Well, because exit-intent popups are detrimental to a fruitful, long-lasting relationship.
Let’s talk a little about my college days. During college, there was this one guy, who had this big crush on a girl.
“If only I could get her number,” he would say.
I often pondered upon the worldview of this delusional guy.
How would getting the number of this girl help him?
Let’s say, by magic, if I could conjure her number… what would this guy do next?
Call her directly?
Wouldn’t that creep her out?
If you ever wish to build a deep, personal relationship with someone, the starting point of the relationship matters. In other words, how the relationship starts, plays a huge role.
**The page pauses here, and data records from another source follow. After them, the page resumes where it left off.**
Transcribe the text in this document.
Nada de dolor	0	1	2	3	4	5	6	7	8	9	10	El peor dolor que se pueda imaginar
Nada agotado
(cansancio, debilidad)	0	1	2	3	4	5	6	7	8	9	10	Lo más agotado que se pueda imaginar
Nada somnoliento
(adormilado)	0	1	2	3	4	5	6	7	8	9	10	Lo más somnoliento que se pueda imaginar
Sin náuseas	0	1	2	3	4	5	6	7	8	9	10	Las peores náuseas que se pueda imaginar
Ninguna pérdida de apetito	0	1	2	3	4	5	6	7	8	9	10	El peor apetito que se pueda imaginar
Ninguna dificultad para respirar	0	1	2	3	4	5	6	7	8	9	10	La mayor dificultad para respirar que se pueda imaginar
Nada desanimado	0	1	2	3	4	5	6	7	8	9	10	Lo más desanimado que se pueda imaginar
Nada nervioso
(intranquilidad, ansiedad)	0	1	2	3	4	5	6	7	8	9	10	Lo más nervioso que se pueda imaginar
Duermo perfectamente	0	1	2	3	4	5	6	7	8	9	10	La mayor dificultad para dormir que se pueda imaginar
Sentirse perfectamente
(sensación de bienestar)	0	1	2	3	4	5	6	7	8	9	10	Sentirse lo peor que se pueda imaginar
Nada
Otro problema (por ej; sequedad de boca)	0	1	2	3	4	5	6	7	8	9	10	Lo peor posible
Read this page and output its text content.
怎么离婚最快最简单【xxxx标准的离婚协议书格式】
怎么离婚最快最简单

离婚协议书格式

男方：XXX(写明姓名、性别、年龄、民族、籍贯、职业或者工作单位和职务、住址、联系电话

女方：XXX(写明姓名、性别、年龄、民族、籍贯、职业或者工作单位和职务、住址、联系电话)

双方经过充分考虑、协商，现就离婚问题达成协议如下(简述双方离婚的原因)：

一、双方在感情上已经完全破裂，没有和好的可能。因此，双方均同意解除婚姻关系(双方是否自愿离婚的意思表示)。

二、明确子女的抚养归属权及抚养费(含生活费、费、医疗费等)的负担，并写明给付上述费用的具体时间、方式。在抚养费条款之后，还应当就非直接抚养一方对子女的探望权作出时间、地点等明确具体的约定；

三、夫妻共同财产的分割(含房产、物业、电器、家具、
Exit-intent popups are like my college friend asking for the girl’s phone number. How would things be, if instead of craving for her number, he focussed on being a guy who this girl would give her phone number to?
The context matters. The way in which you build a relationship matters.
Exit-intent popups are a tad desperate. Yes, in the short run, it might look like the number of leads is going up. But in the long-run, they are working against your brand. The foundation of this relationship is weak.
The exit-intent popup is yelling, “Please don’t go. Stay here. Let’s be friends. Let’s be connected.”
Whereas, if you give them an opt-in form (which is not an exit intent pop up) just so that the user can stay in touch, on the page itself, you are politely saying, “Hey, I am this kind of a brand, and I write this kind of stuff. If you would love to hear more from me, go ahead and sign up.”
How would it be, if we create such a brand experience that the user himself, can’t wait to find a form that he can fill, and voluntarily choose to connect with the brand?
All the legendary brands that you and I look up to – Apple, Airbnb, Slack, Microsoft – none of them ever used exit-intent popups for a reason.
If you are in the business of email marketing, to build relationships, exit intent pop-ups reek of desperation. Don’t even go there. If you are in the business of selling more products in the short run, then perhaps, it is an option that you can consider.